Joel Edwards, of Hurley, N.M., is in charge of the seven judges who will decide who wins the top awards. What they look for, he said, are details such as the symmetry of the eyes and ears, the workmanship, skin alignment and overall appearance.

The judging was to take half of Thursday and most of today before the public is allowed to see the entries after 6 p.m. today. Then people can vote for their favorite mount, which will win the people's choice award. There's no charge for admission.

"It's a very impressive competition room," Edwards said. "It's one of the better quality displays, and there is a lot of assortment of pieces to judge that are really impressive."

John Janelli, assistant manager of the show and a taxidermy historian, said the industry has made more technical advances in the past 25 years than in all of the previous two centuries. Those advances have come in the form of materials used for forms and preservatives, and they have allowed taxidermists to do more creative and unusual work.

"Taxidermy has taken a complete 360-degree turn from where it came from in the 1800s," Janelli said, "and we're still changing."

The mentality behind what gets mounted has also changed over the years. Crain said it used to be the biggest and best that were preserved through taxidermy.

"Now, the specimen means something to someone," he said. "That's why we're seeing more natural habitats."

The "biggee" award will be for the best of show, which is voted on by all of the judges.

"That's the most prestigious award these guys and gals could win," Edwards said.

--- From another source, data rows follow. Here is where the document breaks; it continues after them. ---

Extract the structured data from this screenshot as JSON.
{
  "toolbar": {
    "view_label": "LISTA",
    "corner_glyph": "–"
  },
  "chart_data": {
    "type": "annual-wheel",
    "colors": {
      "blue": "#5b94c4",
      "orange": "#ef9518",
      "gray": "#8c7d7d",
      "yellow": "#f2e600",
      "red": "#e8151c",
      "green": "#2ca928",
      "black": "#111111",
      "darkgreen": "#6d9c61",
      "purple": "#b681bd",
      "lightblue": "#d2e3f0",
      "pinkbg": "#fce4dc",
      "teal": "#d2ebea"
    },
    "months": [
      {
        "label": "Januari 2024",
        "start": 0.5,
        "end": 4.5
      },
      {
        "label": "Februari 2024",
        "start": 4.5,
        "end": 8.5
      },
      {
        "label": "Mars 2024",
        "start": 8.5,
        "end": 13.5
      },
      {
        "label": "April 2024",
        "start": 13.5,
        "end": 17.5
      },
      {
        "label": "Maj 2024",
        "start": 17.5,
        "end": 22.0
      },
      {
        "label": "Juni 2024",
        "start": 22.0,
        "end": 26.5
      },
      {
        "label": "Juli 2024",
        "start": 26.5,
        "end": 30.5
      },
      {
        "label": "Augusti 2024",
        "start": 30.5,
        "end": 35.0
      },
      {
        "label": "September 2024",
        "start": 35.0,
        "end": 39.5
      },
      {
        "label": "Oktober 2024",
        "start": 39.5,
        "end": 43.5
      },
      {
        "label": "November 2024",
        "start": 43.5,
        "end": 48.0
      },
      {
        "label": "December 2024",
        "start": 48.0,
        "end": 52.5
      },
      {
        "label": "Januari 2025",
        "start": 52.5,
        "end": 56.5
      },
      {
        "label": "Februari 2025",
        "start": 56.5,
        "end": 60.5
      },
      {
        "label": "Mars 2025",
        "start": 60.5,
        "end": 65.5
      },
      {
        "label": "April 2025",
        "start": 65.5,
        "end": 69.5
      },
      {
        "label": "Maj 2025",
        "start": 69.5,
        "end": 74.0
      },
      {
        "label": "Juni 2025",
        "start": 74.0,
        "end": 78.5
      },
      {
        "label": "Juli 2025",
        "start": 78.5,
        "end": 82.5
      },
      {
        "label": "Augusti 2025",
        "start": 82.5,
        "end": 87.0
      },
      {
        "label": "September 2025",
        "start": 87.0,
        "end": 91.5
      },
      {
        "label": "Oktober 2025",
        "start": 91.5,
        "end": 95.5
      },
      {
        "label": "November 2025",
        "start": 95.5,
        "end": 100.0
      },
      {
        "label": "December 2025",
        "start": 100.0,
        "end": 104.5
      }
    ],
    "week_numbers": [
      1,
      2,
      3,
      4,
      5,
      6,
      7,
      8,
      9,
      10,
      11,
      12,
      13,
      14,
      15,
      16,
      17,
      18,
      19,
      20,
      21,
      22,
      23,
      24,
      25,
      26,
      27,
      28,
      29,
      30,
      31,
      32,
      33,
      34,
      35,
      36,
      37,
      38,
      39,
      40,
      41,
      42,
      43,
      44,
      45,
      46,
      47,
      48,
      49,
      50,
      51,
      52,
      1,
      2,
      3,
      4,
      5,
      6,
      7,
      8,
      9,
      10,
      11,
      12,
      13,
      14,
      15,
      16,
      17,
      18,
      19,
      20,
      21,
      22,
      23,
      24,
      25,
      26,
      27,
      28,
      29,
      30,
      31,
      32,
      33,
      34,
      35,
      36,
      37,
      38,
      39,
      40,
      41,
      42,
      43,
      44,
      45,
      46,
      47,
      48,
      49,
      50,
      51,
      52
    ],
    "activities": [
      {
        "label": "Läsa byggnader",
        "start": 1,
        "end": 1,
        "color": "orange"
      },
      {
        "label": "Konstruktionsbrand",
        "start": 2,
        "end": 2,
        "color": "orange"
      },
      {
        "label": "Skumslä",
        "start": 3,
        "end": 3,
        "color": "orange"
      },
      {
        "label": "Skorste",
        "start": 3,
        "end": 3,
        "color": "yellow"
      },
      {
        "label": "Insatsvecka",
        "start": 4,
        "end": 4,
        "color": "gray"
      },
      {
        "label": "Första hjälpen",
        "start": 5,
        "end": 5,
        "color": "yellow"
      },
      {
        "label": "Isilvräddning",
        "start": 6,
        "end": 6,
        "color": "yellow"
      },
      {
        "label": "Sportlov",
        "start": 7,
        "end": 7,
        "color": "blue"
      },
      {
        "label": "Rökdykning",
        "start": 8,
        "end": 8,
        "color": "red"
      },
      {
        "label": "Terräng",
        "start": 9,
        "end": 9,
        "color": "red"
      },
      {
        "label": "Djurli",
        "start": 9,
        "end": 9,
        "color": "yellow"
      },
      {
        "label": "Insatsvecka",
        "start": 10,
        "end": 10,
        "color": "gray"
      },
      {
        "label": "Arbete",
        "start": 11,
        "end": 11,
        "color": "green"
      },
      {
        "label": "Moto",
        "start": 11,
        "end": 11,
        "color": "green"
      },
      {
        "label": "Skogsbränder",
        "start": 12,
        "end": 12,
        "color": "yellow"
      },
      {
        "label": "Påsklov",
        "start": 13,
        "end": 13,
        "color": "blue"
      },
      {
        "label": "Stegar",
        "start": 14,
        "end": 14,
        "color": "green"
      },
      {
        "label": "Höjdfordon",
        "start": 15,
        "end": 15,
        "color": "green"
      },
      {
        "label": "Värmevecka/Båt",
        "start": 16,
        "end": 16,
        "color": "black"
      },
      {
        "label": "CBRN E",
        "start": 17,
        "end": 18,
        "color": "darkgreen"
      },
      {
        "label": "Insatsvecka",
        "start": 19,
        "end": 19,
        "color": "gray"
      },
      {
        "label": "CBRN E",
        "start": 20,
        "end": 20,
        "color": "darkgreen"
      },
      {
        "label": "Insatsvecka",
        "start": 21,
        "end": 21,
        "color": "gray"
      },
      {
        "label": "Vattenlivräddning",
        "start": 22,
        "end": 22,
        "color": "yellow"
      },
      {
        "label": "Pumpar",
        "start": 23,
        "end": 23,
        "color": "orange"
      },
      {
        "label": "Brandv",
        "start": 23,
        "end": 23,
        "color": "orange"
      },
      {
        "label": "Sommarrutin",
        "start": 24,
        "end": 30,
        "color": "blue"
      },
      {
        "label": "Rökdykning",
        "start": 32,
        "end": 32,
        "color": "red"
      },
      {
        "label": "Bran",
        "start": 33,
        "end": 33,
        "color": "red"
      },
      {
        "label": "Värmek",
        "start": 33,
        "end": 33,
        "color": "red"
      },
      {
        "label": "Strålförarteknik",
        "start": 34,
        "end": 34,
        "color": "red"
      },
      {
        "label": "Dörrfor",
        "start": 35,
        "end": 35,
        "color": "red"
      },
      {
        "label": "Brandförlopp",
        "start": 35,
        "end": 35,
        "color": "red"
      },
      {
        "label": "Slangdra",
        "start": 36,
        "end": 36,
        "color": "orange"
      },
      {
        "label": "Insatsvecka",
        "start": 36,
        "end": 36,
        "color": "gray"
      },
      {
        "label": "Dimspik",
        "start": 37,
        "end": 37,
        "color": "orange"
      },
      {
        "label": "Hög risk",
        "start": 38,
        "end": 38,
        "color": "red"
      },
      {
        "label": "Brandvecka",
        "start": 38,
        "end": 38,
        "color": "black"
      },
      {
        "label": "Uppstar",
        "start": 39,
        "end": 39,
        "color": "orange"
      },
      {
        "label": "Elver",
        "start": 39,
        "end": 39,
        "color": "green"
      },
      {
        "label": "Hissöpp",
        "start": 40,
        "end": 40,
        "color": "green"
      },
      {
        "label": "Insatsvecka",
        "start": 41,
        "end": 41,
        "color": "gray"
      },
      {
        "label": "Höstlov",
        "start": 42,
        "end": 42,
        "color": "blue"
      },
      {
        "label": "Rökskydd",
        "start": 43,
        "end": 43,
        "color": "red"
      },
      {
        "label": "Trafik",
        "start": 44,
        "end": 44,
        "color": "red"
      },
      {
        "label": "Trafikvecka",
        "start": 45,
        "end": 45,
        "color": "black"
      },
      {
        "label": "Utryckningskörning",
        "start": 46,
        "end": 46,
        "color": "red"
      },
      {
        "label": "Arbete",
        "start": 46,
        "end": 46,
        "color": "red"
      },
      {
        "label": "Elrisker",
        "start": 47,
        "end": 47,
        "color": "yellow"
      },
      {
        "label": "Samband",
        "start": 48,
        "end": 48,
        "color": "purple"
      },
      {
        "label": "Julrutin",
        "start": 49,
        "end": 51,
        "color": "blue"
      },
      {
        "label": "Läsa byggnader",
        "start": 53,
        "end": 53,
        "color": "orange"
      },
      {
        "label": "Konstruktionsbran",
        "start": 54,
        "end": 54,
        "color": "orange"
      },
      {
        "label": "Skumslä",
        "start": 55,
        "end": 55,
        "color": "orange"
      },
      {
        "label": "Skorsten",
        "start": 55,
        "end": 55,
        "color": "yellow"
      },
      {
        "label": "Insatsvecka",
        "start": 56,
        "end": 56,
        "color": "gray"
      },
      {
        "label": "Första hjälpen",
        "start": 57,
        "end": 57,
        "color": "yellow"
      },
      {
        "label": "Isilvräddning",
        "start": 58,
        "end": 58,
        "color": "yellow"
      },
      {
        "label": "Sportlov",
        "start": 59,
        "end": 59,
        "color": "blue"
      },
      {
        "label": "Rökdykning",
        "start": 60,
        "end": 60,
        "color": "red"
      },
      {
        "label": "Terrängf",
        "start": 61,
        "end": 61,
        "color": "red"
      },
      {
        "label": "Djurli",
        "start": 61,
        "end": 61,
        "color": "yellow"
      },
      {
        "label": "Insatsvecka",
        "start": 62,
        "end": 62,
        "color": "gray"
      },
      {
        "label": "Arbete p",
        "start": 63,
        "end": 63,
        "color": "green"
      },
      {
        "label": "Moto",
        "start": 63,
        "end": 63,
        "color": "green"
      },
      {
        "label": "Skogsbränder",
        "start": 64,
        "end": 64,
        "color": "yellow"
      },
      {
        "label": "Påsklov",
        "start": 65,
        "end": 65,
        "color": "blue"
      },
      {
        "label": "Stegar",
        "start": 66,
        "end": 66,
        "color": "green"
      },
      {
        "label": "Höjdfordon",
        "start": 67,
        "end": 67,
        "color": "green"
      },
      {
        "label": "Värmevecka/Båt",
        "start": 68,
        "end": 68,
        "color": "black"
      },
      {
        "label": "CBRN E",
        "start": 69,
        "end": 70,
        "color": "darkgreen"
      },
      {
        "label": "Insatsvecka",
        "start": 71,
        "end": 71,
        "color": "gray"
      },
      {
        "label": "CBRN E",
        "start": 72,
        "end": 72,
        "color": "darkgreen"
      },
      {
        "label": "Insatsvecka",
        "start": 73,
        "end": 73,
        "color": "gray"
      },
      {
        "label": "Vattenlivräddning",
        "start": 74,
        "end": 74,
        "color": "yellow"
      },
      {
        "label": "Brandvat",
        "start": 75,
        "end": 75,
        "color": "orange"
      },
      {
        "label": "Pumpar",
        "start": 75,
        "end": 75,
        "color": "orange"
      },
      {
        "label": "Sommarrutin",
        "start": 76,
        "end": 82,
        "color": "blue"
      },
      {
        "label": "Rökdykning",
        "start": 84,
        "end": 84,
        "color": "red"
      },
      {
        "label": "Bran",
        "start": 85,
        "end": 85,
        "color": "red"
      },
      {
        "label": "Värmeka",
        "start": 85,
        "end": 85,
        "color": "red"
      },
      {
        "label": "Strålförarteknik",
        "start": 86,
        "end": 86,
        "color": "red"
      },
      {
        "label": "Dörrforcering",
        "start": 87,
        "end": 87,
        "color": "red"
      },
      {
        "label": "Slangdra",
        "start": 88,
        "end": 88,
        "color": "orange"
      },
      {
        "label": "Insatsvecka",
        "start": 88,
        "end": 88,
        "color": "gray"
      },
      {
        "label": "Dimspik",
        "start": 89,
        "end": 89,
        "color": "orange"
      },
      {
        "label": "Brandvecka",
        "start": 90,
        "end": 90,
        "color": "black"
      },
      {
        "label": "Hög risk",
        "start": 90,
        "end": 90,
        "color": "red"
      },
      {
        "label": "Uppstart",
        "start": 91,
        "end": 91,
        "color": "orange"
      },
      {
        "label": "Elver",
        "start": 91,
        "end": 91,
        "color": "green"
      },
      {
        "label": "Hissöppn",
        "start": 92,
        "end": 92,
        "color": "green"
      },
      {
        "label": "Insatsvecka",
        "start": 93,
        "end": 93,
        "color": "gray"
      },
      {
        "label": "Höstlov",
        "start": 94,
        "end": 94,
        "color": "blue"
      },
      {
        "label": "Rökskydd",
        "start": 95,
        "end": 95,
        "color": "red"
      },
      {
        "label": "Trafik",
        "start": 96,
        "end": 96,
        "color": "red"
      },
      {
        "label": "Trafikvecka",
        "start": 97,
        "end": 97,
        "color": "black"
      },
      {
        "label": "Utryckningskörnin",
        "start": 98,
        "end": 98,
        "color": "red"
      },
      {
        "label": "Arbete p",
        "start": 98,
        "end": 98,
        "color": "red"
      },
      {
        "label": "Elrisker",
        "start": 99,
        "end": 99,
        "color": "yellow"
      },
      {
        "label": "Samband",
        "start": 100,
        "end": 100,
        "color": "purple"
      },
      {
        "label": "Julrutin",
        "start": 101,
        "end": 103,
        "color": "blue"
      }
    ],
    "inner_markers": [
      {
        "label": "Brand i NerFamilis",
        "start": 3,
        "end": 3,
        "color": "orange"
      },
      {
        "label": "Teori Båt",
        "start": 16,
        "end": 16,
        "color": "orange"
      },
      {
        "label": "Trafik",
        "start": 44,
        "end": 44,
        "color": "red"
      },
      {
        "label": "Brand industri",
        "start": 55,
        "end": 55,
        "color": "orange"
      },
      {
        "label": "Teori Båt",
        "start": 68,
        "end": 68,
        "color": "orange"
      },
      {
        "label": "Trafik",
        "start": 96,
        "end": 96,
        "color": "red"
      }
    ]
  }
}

To take such an honor at this level of competition, Crain said, the winning mount will have to tell a story.

And it doesn't have to be the big, impressive full-size polar bear.

"One of the littlest mounts in here might be the best overall piece," Edwards said. "Quality overrides size."

"Typically what happens is you see a specimen that doesn't just jump out at you and you really overlook it," Crain said. "But when you pick up a score sheet and examine it, it starts looking better and better."

Edwards said many of the mounts created for the show involve hundreds of hours of taxidermy work, way beyond what they could sell the pieces for.

"It's done more for the prestige and self-satisfaction and competition," Edwards said.

As a taxidermist himself, Edwards said his goal every time he sits down is to bring the animal back to life.

"I want it to look real enough to bring back memories of the hunt," he said.

Contact Brett French at [email protected] or 657-1387.


----------



## bigpaws (Aug 1, 2006)

Bob,
Thanks for the good posting! I'm always looking for a reputable taxidermist!


----------